Slowly in, slowly out. While I was kissing him he couldn't see me wince. If he saw me wince, he'd stop. I didn't want him to stop. So I kept kissing him and concentrating on how perfect his lips felt on mine, how smooth his skin was under my hands. The more I thought about that, the less it hurt.

Faster in, faster out. He had a good rhythm going, but he had to break the kiss to give his arms a break from the constant push up. I closed my eyes and concentrated on keeping my face wince-free. I started to wonder if everyone's first time was like that, or if it was my curse for liking black guys. I decided on the latter, otherwise why would anyone ever do it again?

Suddenly I felt his body pulse. His muscles tensed, but his body went completely still above me. I watched his face as he got off. Call me crazy, but I love watching a guys face in this moment because he has absolutely no control. He's completely vulnerable and completely lost in the moment. Then he collapsed on top of me and our sweaty bodies slide against each other while we breathed together.

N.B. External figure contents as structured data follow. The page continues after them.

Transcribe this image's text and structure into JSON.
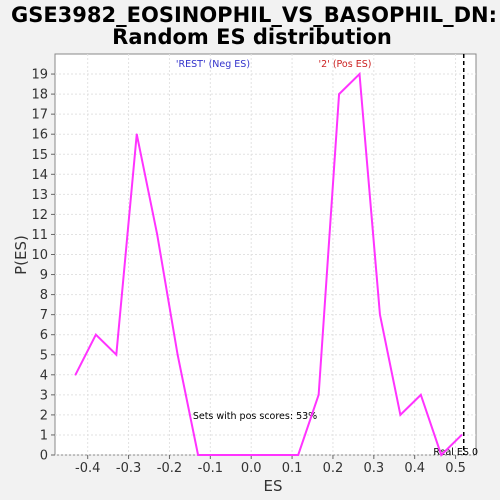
{
  "chart_data": {
    "type": "line",
    "title_line1": "GSE3982_EOSINOPHIL_VS_BASOPHIL_DN:",
    "title_line2": "Random ES distribution",
    "xlabel": "ES",
    "ylabel": "P(ES)",
    "xlim": [
      -0.48,
      0.55
    ],
    "ylim": [
      0,
      20
    ],
    "xticks": [
      {
        "value": -0.4,
        "label": "-0.4"
      },
      {
        "value": -0.3,
        "label": "-0.3"
      },
      {
        "value": -0.2,
        "label": "-0.2"
      },
      {
        "value": -0.1,
        "label": "-0.1"
      },
      {
        "value": 0.0,
        "label": "0.0"
      },
      {
        "value": 0.1,
        "label": "0.1"
      },
      {
        "value": 0.2,
        "label": "0.2"
      },
      {
        "value": 0.3,
        "label": "0.3"
      },
      {
        "value": 0.4,
        "label": "0.4"
      },
      {
        "value": 0.5,
        "label": "0.5"
      }
    ],
    "yticks": [
      {
        "value": 0,
        "label": "0"
      },
      {
        "value": 1,
        "label": "1"
      },
      {
        "value": 2,
        "label": "2"
      },
      {
        "value": 3,
        "label": "3"
      },
      {
        "value": 4,
        "label": "4"
      },
      {
        "value": 5,
        "label": "5"
      },
      {
        "value": 6,
        "label": "6"
      },
      {
        "value": 7,
        "label": "7"
      },
      {
        "value": 8,
        "label": "8"
      },
      {
        "value": 9,
        "label": "9"
      },
      {
        "value": 10,
        "label": "10"
      },
      {
        "value": 11,
        "label": "11"
      },
      {
        "value": 12,
        "label": "12"
      },
      {
        "value": 13,
        "label": "13"
      },
      {
        "value": 14,
        "label": "14"
      },
      {
        "value": 15,
        "label": "15"
      },
      {
        "value": 16,
        "label": "16"
      },
      {
        "value": 17,
        "label": "17"
      },
      {
        "value": 18,
        "label": "18"
      },
      {
        "value": 19,
        "label": "19"
      }
    ],
    "grid": true,
    "line_color": "#ff33ff",
    "series": [
      {
        "x": [
          -0.43,
          -0.38,
          -0.33,
          -0.28,
          -0.23,
          -0.18,
          -0.13,
          -0.08,
          -0.03,
          0.02,
          0.07,
          0.115,
          0.165,
          0.215,
          0.265,
          0.315,
          0.365,
          0.415,
          0.465,
          0.515
        ],
        "y": [
          4,
          6,
          5,
          16,
          11,
          5,
          0,
          0,
          0,
          0,
          0,
          0,
          3,
          18,
          19,
          7,
          2,
          3,
          0,
          1
        ]
      }
    ],
    "annotations": {
      "neg_label": "'REST' (Neg ES)",
      "neg_color": "#3333cc",
      "pos_label": "'2' (Pos ES)",
      "pos_color": "#cc2222",
      "pos_scores_text": "Sets with pos scores: 53%",
      "real_es_label": "Real ES 0",
      "real_es_value": 0.52
    }
  }
}
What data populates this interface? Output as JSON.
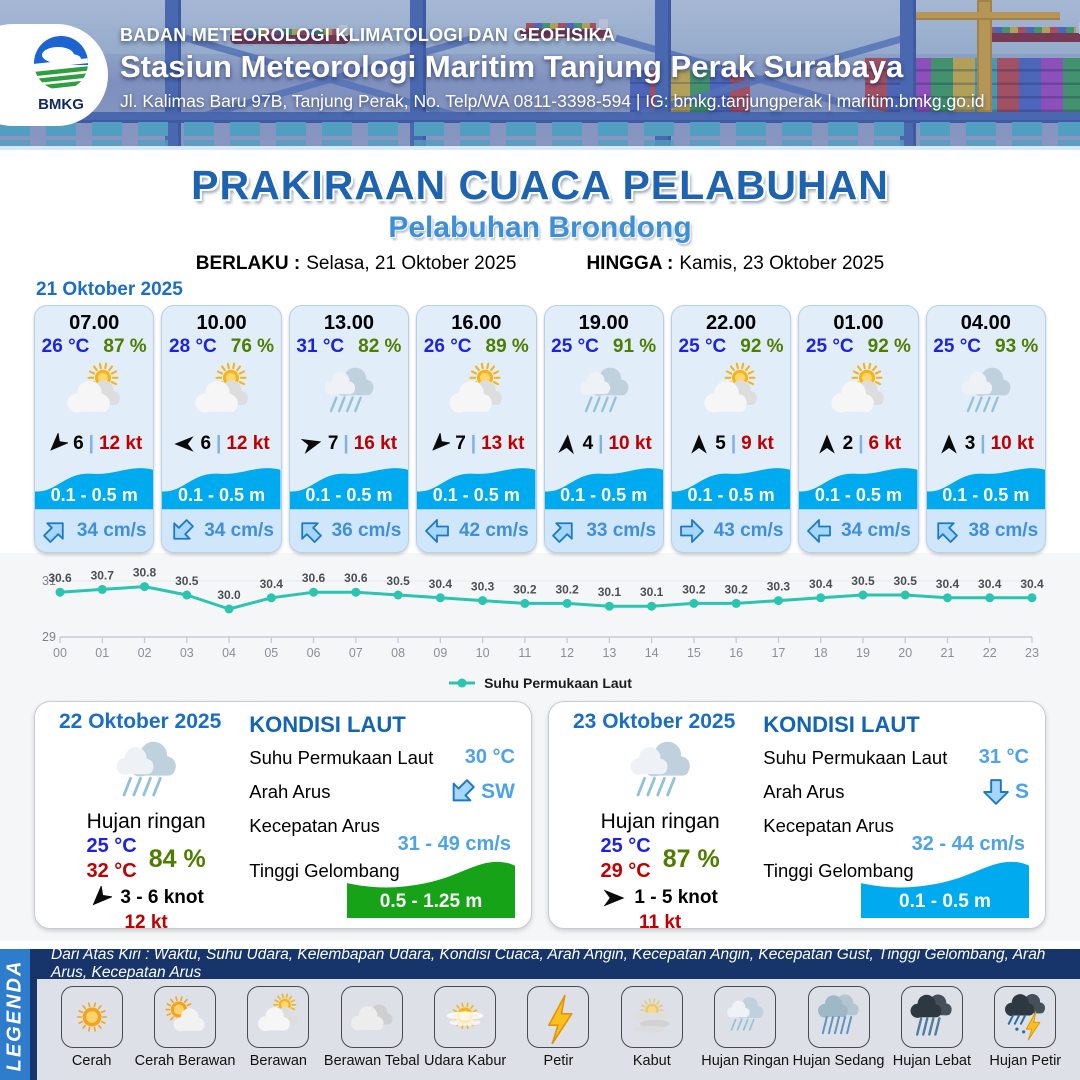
{
  "colors": {
    "temp_blue": "#1c22e0",
    "humidity_green": "#4e7d00",
    "gust_red": "#c00000",
    "wave_band_blue": "#00aaef",
    "wave_band_green": "#17a317",
    "chart_line_teal": "#2bc4b0",
    "title_blue": "#1d63b0",
    "subtitle_blue": "#3d8fd6",
    "sea_value_blue": "#4da3e8",
    "legend_bar_blue": "#2e7ccc",
    "legend_strip_navy": "#17356b"
  },
  "header": {
    "logo_text": "BMKG",
    "agency": "BADAN METEOROLOGI KLIMATOLOGI DAN GEOFISIKA",
    "station": "Stasiun Meteorologi Maritim Tanjung Perak Surabaya",
    "address": "Jl. Kalimas Baru 97B, Tanjung Perak, No. Telp/WA 0811-3398-594 | IG: bmkg.tanjungperak | maritim.bmkg.go.id"
  },
  "title": {
    "main": "PRAKIRAAN CUACA PELABUHAN",
    "subtitle": "Pelabuhan Brondong"
  },
  "validity": {
    "berlaku_label": "BERLAKU :",
    "berlaku_value": "Selasa, 21 Oktober 2025",
    "hingga_label": "HINGGA :",
    "hingga_value": "Kamis, 23 Oktober 2025"
  },
  "day1": {
    "date": "21 Oktober 2025",
    "cards": [
      {
        "time": "07.00",
        "temp": "26 °C",
        "humidity": "87 %",
        "icon": "berawan",
        "wind_deg": 225,
        "wind_speed": "6",
        "sep": "|",
        "gust": "12 kt",
        "wave": "0.1 - 0.5 m",
        "current_deg": 45,
        "current_speed": "34 cm/s"
      },
      {
        "time": "10.00",
        "temp": "28 °C",
        "humidity": "76 %",
        "icon": "berawan",
        "wind_deg": 270,
        "wind_speed": "6",
        "sep": "|",
        "gust": "12 kt",
        "wave": "0.1 - 0.5 m",
        "current_deg": 225,
        "current_speed": "34 cm/s"
      },
      {
        "time": "13.00",
        "temp": "31 °C",
        "humidity": "82 %",
        "icon": "hujan-ringan",
        "wind_deg": 75,
        "wind_speed": "7",
        "sep": "|",
        "gust": "16 kt",
        "wave": "0.1 - 0.5 m",
        "current_deg": 315,
        "current_speed": "36 cm/s"
      },
      {
        "time": "16.00",
        "temp": "26 °C",
        "humidity": "89 %",
        "icon": "berawan",
        "wind_deg": 225,
        "wind_speed": "7",
        "sep": "|",
        "gust": "13 kt",
        "wave": "0.1 - 0.5 m",
        "current_deg": 270,
        "current_speed": "42 cm/s"
      },
      {
        "time": "19.00",
        "temp": "25 °C",
        "humidity": "91 %",
        "icon": "hujan-ringan",
        "wind_deg": 5,
        "wind_speed": "4",
        "sep": "|",
        "gust": "10 kt",
        "wave": "0.1 - 0.5 m",
        "current_deg": 45,
        "current_speed": "33 cm/s"
      },
      {
        "time": "22.00",
        "temp": "25 °C",
        "humidity": "92 %",
        "icon": "berawan",
        "wind_deg": 0,
        "wind_speed": "5",
        "sep": "|",
        "gust": "9 kt",
        "wave": "0.1 - 0.5 m",
        "current_deg": 90,
        "current_speed": "43 cm/s"
      },
      {
        "time": "01.00",
        "temp": "25 °C",
        "humidity": "92 %",
        "icon": "berawan",
        "wind_deg": 0,
        "wind_speed": "2",
        "sep": "|",
        "gust": "6 kt",
        "wave": "0.1 - 0.5 m",
        "current_deg": 270,
        "current_speed": "34 cm/s"
      },
      {
        "time": "04.00",
        "temp": "25 °C",
        "humidity": "93 %",
        "icon": "hujan-ringan",
        "wind_deg": 0,
        "wind_speed": "3",
        "sep": "|",
        "gust": "10 kt",
        "wave": "0.1 - 0.5 m",
        "current_deg": 315,
        "current_speed": "38 cm/s"
      }
    ]
  },
  "chart_data": {
    "type": "line",
    "series_name": "Suhu Permukaan Laut",
    "x": [
      "00",
      "01",
      "02",
      "03",
      "04",
      "05",
      "06",
      "07",
      "08",
      "09",
      "10",
      "11",
      "12",
      "13",
      "14",
      "15",
      "16",
      "17",
      "18",
      "19",
      "20",
      "21",
      "22",
      "23"
    ],
    "values": [
      30.6,
      30.7,
      30.8,
      30.5,
      30.0,
      30.4,
      30.6,
      30.6,
      30.5,
      30.4,
      30.3,
      30.2,
      30.2,
      30.1,
      30.1,
      30.2,
      30.2,
      30.3,
      30.4,
      30.5,
      30.5,
      30.4,
      30.4,
      30.4
    ],
    "ylim": [
      29,
      31
    ],
    "yticks": [
      29,
      31
    ],
    "line_color": "#2bc4b0",
    "legend_position": "bottom",
    "grid": true
  },
  "sea_labels": {
    "kondisi": "KONDISI LAUT",
    "sst": "Suhu Permukaan Laut",
    "arah": "Arah Arus",
    "kecepatan": "Kecepatan Arus",
    "gelombang": "Tinggi Gelombang"
  },
  "day_cards": [
    {
      "date": "22 Oktober 2025",
      "icon": "hujan-ringan",
      "condition": "Hujan ringan",
      "temp_min": "25 °C",
      "temp_max": "32 °C",
      "humidity": "84 %",
      "wind_deg": 225,
      "wind_range": "3  - 6 knot",
      "gust": "12 kt",
      "sst": "30 °C",
      "current_dir": "SW",
      "current_deg": 225,
      "current_speed": "31  - 49 cm/s",
      "wave": "0.5 - 1.25 m",
      "wave_color": "#17a317"
    },
    {
      "date": "23 Oktober 2025",
      "icon": "hujan-ringan",
      "condition": "Hujan ringan",
      "temp_min": "25 °C",
      "temp_max": "29 °C",
      "humidity": "87 %",
      "wind_deg": 90,
      "wind_range": "1  - 5 knot",
      "gust": "11 kt",
      "sst": "31 °C",
      "current_dir": "S",
      "current_deg": 180,
      "current_speed": "32 - 44 cm/s",
      "wave": "0.1 - 0.5 m",
      "wave_color": "#00aaef"
    }
  ],
  "legend": {
    "title": "LEGENDA",
    "description": "Dari Atas Kiri : Waktu, Suhu Udara, Kelembapan Udara, Kondisi Cuaca, Arah Angin, Kecepatan Angin, Kecepatan Gust, Tinggi Gelombang, Arah Arus, Kecepatan Arus",
    "items": [
      {
        "label": "Cerah",
        "icon": "cerah"
      },
      {
        "label": "Cerah Berawan",
        "icon": "cerah-berawan"
      },
      {
        "label": "Berawan",
        "icon": "berawan"
      },
      {
        "label": "Berawan Tebal",
        "icon": "berawan-tebal"
      },
      {
        "label": "Udara Kabur",
        "icon": "udara-kabur"
      },
      {
        "label": "Petir",
        "icon": "petir"
      },
      {
        "label": "Kabut",
        "icon": "kabut"
      },
      {
        "label": "Hujan Ringan",
        "icon": "hujan-ringan"
      },
      {
        "label": "Hujan Sedang",
        "icon": "hujan-sedang"
      },
      {
        "label": "Hujan Lebat",
        "icon": "hujan-lebat"
      },
      {
        "label": "Hujan Petir",
        "icon": "hujan-petir"
      }
    ]
  }
}
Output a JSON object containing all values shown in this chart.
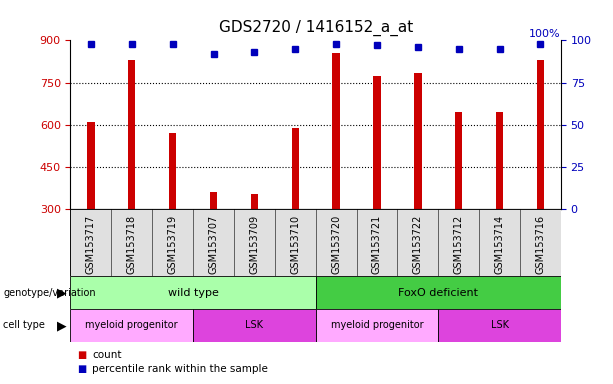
{
  "title": "GDS2720 / 1416152_a_at",
  "samples": [
    "GSM153717",
    "GSM153718",
    "GSM153719",
    "GSM153707",
    "GSM153709",
    "GSM153710",
    "GSM153720",
    "GSM153721",
    "GSM153722",
    "GSM153712",
    "GSM153714",
    "GSM153716"
  ],
  "counts": [
    610,
    830,
    570,
    360,
    355,
    590,
    855,
    775,
    785,
    645,
    645,
    830
  ],
  "percentile_ranks": [
    98,
    98,
    98,
    92,
    93,
    95,
    98,
    97,
    96,
    95,
    95,
    98
  ],
  "ylim_left": [
    300,
    900
  ],
  "ylim_right": [
    0,
    100
  ],
  "yticks_left": [
    300,
    450,
    600,
    750,
    900
  ],
  "yticks_right": [
    0,
    25,
    50,
    75,
    100
  ],
  "bar_color": "#cc0000",
  "dot_color": "#0000bb",
  "grid_color": "#000000",
  "background_color": "#ffffff",
  "genotype_groups": [
    {
      "label": "wild type",
      "start": 0,
      "end": 6,
      "color": "#aaffaa"
    },
    {
      "label": "FoxO deficient",
      "start": 6,
      "end": 12,
      "color": "#44cc44"
    }
  ],
  "celltype_groups": [
    {
      "label": "myeloid progenitor",
      "start": 0,
      "end": 3,
      "color": "#ffaaff"
    },
    {
      "label": "LSK",
      "start": 3,
      "end": 6,
      "color": "#dd44dd"
    },
    {
      "label": "myeloid progenitor",
      "start": 6,
      "end": 9,
      "color": "#ffaaff"
    },
    {
      "label": "LSK",
      "start": 9,
      "end": 12,
      "color": "#dd44dd"
    }
  ],
  "legend_count_color": "#cc0000",
  "legend_dot_color": "#0000bb",
  "left_label_color": "#cc0000",
  "right_label_color": "#0000bb",
  "title_fontsize": 11,
  "tick_fontsize": 8,
  "sample_fontsize": 7,
  "annot_fontsize": 8,
  "label_fontsize": 8
}
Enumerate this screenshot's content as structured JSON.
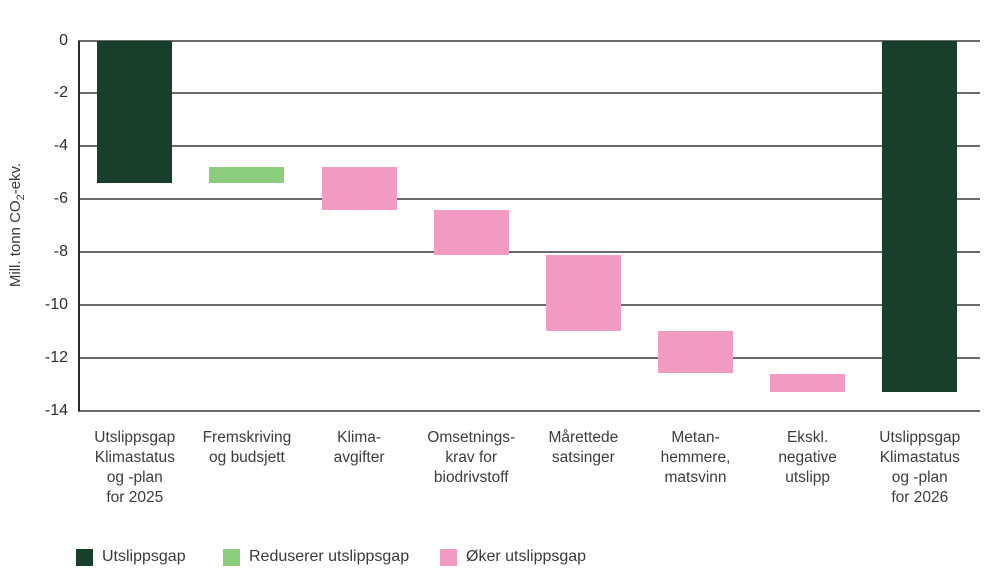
{
  "chart_data": {
    "type": "bar",
    "subtype": "waterfall",
    "ylabel": "Mill. tonn CO₂-ekv.",
    "ylabel_parts": {
      "pre": "Mill. tonn CO",
      "sub": "2",
      "post": "-ekv."
    },
    "ylim": [
      -14,
      0
    ],
    "yticks": [
      0,
      -2,
      -4,
      -6,
      -8,
      -10,
      -12,
      -14
    ],
    "grid": true,
    "legend_position": "bottom",
    "colors": {
      "total": "#16402a",
      "reduce": "#8ccd7d",
      "increase": "#f49bc3"
    },
    "bars": [
      {
        "category_lines": [
          "Utslippsgap",
          "Klimastatus",
          "og -plan",
          "for 2025"
        ],
        "from": 0,
        "to": -5.4,
        "role": "total"
      },
      {
        "category_lines": [
          "Fremskriving",
          "og budsjett"
        ],
        "from": -5.4,
        "to": -4.8,
        "role": "reduce"
      },
      {
        "category_lines": [
          "Klima-",
          "avgifter"
        ],
        "from": -4.8,
        "to": -6.4,
        "role": "increase"
      },
      {
        "category_lines": [
          "Omsetnings-",
          "krav for",
          "biodrivstoff"
        ],
        "from": -6.4,
        "to": -8.1,
        "role": "increase"
      },
      {
        "category_lines": [
          "Mårettede",
          "satsinger"
        ],
        "from": -8.1,
        "to": -11.0,
        "role": "increase"
      },
      {
        "category_lines": [
          "Metan-",
          "hemmere,",
          "matsvinn"
        ],
        "from": -11.0,
        "to": -12.6,
        "role": "increase"
      },
      {
        "category_lines": [
          "Ekskl.",
          "negative",
          "utslipp"
        ],
        "from": -12.6,
        "to": -13.3,
        "role": "increase"
      },
      {
        "category_lines": [
          "Utslippsgap",
          "Klimastatus",
          "og -plan",
          "for 2026"
        ],
        "from": 0,
        "to": -13.3,
        "role": "total"
      }
    ],
    "legend": [
      {
        "label": "Utslippsgap",
        "role": "total"
      },
      {
        "label": "Reduserer utslippsgap",
        "role": "reduce"
      },
      {
        "label": "Øker utslippsgap",
        "role": "increase"
      }
    ]
  }
}
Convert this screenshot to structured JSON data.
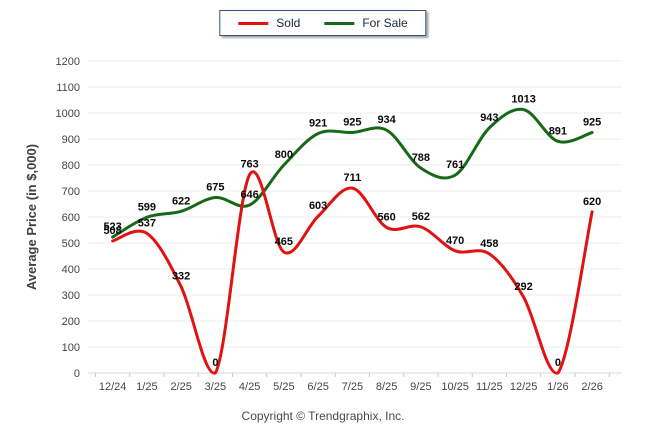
{
  "legend": {
    "items": [
      {
        "label": "Sold",
        "color": "#e01212"
      },
      {
        "label": "For Sale",
        "color": "#176917"
      }
    ]
  },
  "footer": {
    "copyright": "Copyright © Trendgraphix, Inc."
  },
  "chart_data": {
    "type": "line",
    "title": "",
    "xlabel": "",
    "ylabel": "Average Price (in $,000)",
    "categories": [
      "12/24",
      "1/25",
      "2/25",
      "3/25",
      "4/25",
      "5/25",
      "6/25",
      "7/25",
      "8/25",
      "9/25",
      "10/25",
      "11/25",
      "12/25",
      "1/26",
      "2/26"
    ],
    "series": [
      {
        "name": "Sold",
        "color": "#e01212",
        "values": [
          508,
          537,
          332,
          0,
          763,
          465,
          603,
          711,
          560,
          562,
          470,
          458,
          292,
          0,
          620
        ]
      },
      {
        "name": "For Sale",
        "color": "#176917",
        "values": [
          523,
          599,
          622,
          675,
          646,
          800,
          921,
          925,
          934,
          788,
          761,
          943,
          1013,
          891,
          925
        ]
      }
    ],
    "ylim": [
      0,
      1200
    ],
    "ytick_step": 100,
    "grid": true,
    "smooth": true,
    "data_labels": true,
    "legend_position": "top-center",
    "grid_color": "#ededed",
    "axis_color": "#d9d9d9",
    "tick_color": "#c9c9c9"
  }
}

I didn't get off, but I knew I wouldn't. He rolled off of me and let his hand slide down my stomach. He wanted to even the score. I grabbed his hand.

"No. That's in Time Out for a week."

A good friend of mine once described what it was like when she lost her virginity, and I'll never forget her words:

"Well, you know when you accidently stick the Q-tip too far in your ear? It was like doing that over and over again."

Couldn't have said it better myself. But I'm glad I can say no regrets.

1 comment:

  1. Hahahahahaha! To the Q-tip comment, bloody genius!